PROCESSING OF PERSONAL DATA IN COMPLIANCE WITH EUROPEAN General Data Protection Regulation (GDPR)
Terre del Garda® Srl as the data controller for personal information protects your privacy during your visits on our website and takes all appropriate measures to ensure security in the processing of your information when you use the site.
This statement intends to accurately describe the management methods of processing personal data of users and visitors to the site.
Terre del Garda® Srl exclusively deals with the personal data that site visitors freely agree to provide for the purposes indicated in this statement.
The processing is compliant with Regulation (EU) 2016/679 of the European Parliament and of the Council of 27 April 2016, concerning the protection of individuals with regard to the processing of personal data.
Personal data is processed in paper format and/or with automated tools.
Pursuant to and for the purposes of Article 13 of Regulation (EU) 2016/679 of the European Parliament and of the Council of 27 April 2016 on the protection of individuals with regard to the processing of personal data (hereinafter referred to as the “Regulation”), we are providing you with the information regarding the processing of your personal data, which will be carried out manually (for example, on paper) and/or through automated tools (for example, using electronic procedures and supports) and in any case in compliance with the Regulation.

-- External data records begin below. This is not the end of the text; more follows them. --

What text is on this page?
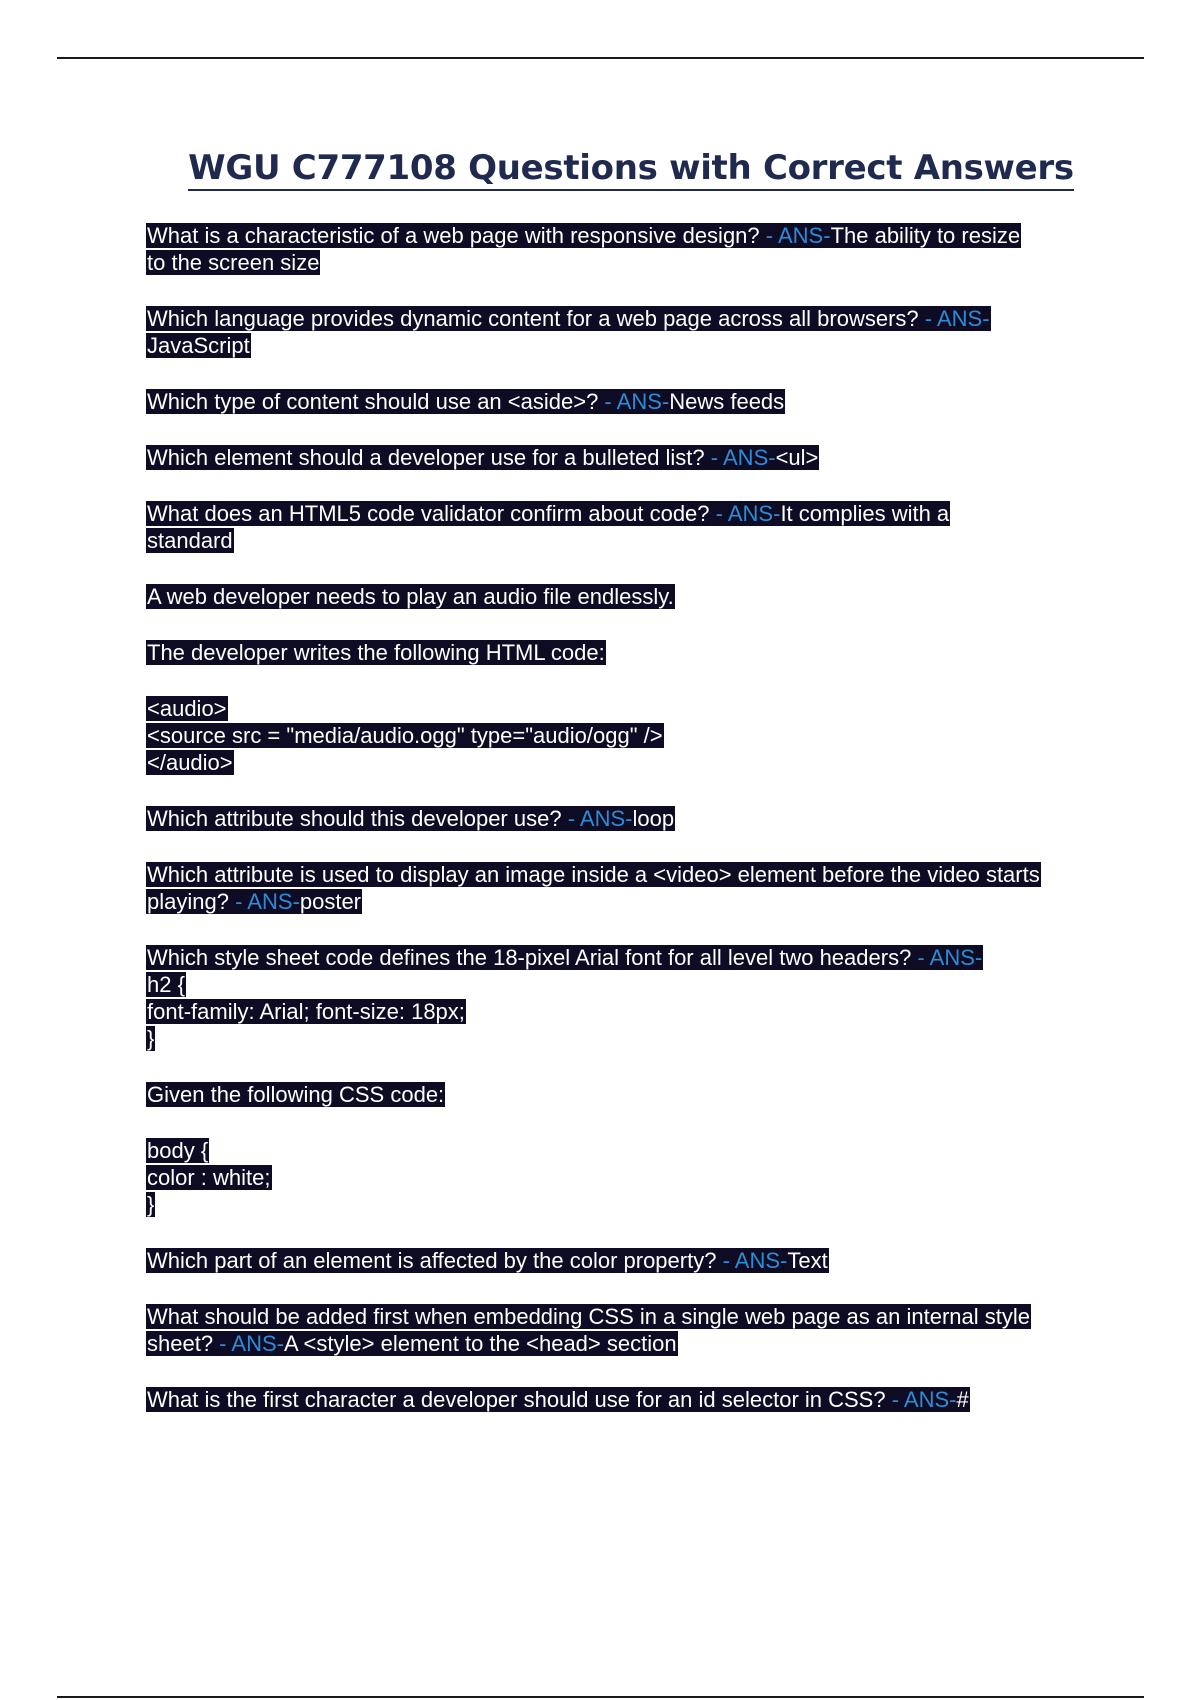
WGU C777108 Questions with Correct Answers

What is a characteristic of a web page with responsive design? - ANS-The ability to resize to the screen size

Which language provides dynamic content for a web page across all browsers? - ANS-JavaScript

Which type of content should use an <aside>? - ANS-News feeds

Which element should a developer use for a bulleted list? - ANS-<ul>

What does an HTML5 code validator confirm about code? - ANS-It complies with a standard

A web developer needs to play an audio file endlessly.

The developer writes the following HTML code:

<audio>
<source src = "media/audio.ogg" type="audio/ogg" />
</audio>

Which attribute should this developer use? - ANS-loop

Which attribute is used to display an image inside a <video> element before the video starts playing? - ANS-poster

Which style sheet code defines the 18-pixel Arial font for all level two headers? - ANS-
h2 {
font-family: Arial; font-size: 18px;
}

Given the following CSS code:

body {
color : white;
}

Which part of an element is affected by the color property? - ANS-Text

What should be added first when embedding CSS in a single web page as an internal style sheet? - ANS-A <style> element to the <head> section

What is the first character a developer should use for an id selector in CSS? - ANS-#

1. Data Controller and Data Processor
The Data Controller is Terre del Garda® Srl, with its registered office in Salò (BS), Piazza Cavour 29/31, 25087 , in the person of its pro tempore legal representative (hereafter referred to as the “Data Controller”).
The Data Processor is Giulio Coccoli, who is electively domiciled at the Data Controller, email address [email protected] (hereinafter referred to as the “Data
2. Purpose and legal basis of the processing for which personal data are intended
The personal data you provide is processed for the purposes indicated below: to allow members who have entered their email address to submit requests (contact form) or to receive educational and/or informative materials (newsletters).
The processing of your personal data is lawful as it is based on your free and informed consent.
3. Recipient categories of personal information
Your personal data will be processed by the employees and/or collaborators of the Data Controller and the Data Processor and by those responsible for managing and entering data information systems. These subjects have been authorised for processing and have received, in this regard, adequate operating instructions.
In addition to the subjects indicated above, some processing of your personal data may also be carried out by third parties to whom the Data Controller entrusts activities and/or services (or parts thereof) connected to the relationship with you.
These subjects have been designated as data processors and have signed an agreement with the Data Controller, undertaking to adopt the appropriate technical and organisational measures to guarantee the confidentiality and security of personal data. These subjects are included in the following categories: business partners of the Data Controller.
4. Criteria used to determine the retention period for personal data
Your personal data will be kept until the end of the processing activities related to the purposes indicated in point 2) of this statement, unless the retention of personal data is required by a rule of European Union or national law.
5. Rights of the Data Subject
Pursuant to Article from 15 to 21 of the Regulation, we inform you that you have the right:
- to obtain confirmation from the Data Controller whether your personal data is undergoing processing and, in such a case, obtain access to personal data, rectification or cancellation thereof;
- to obtain the limitation of the processing of your personal data;
- to oppose the processing of your personal data;
- to obtain the portability of personal data (transmission to another data controller pursuant to Article 20 of the Regulation);
- to withdraw the consent to the processing of personal data at any time, without prejudice to the lawfulness of the processing itself based on the consent given prior to the revocation;
- pursuant to Article 77 of the Regulation, to propose a complaint to the supervisory authority (Privacy Guarantor) in the case of an alleged violation of the Regulation in the processing of your personal data.
6. Transfer of personal data to third countries/international organisations
The transfer of your personal data to third countries (not belonging to the European Union)/international organisations will be carried out in compliance with the Regulation, with particular reference to Paragraph V. Therefore, the transfer will be made to third countries with a decision of adequacy concerning the level of protection of personal data or, in the absence of such decision on the basis of adequate guarantees pursuant to Article 46 of the Regulation.
7. Consequences of non-conferral
The conferral of personal data is optional. Failure to provide partial or incorrect data will make it impossible to receive the information referred to in point 2) of this statement.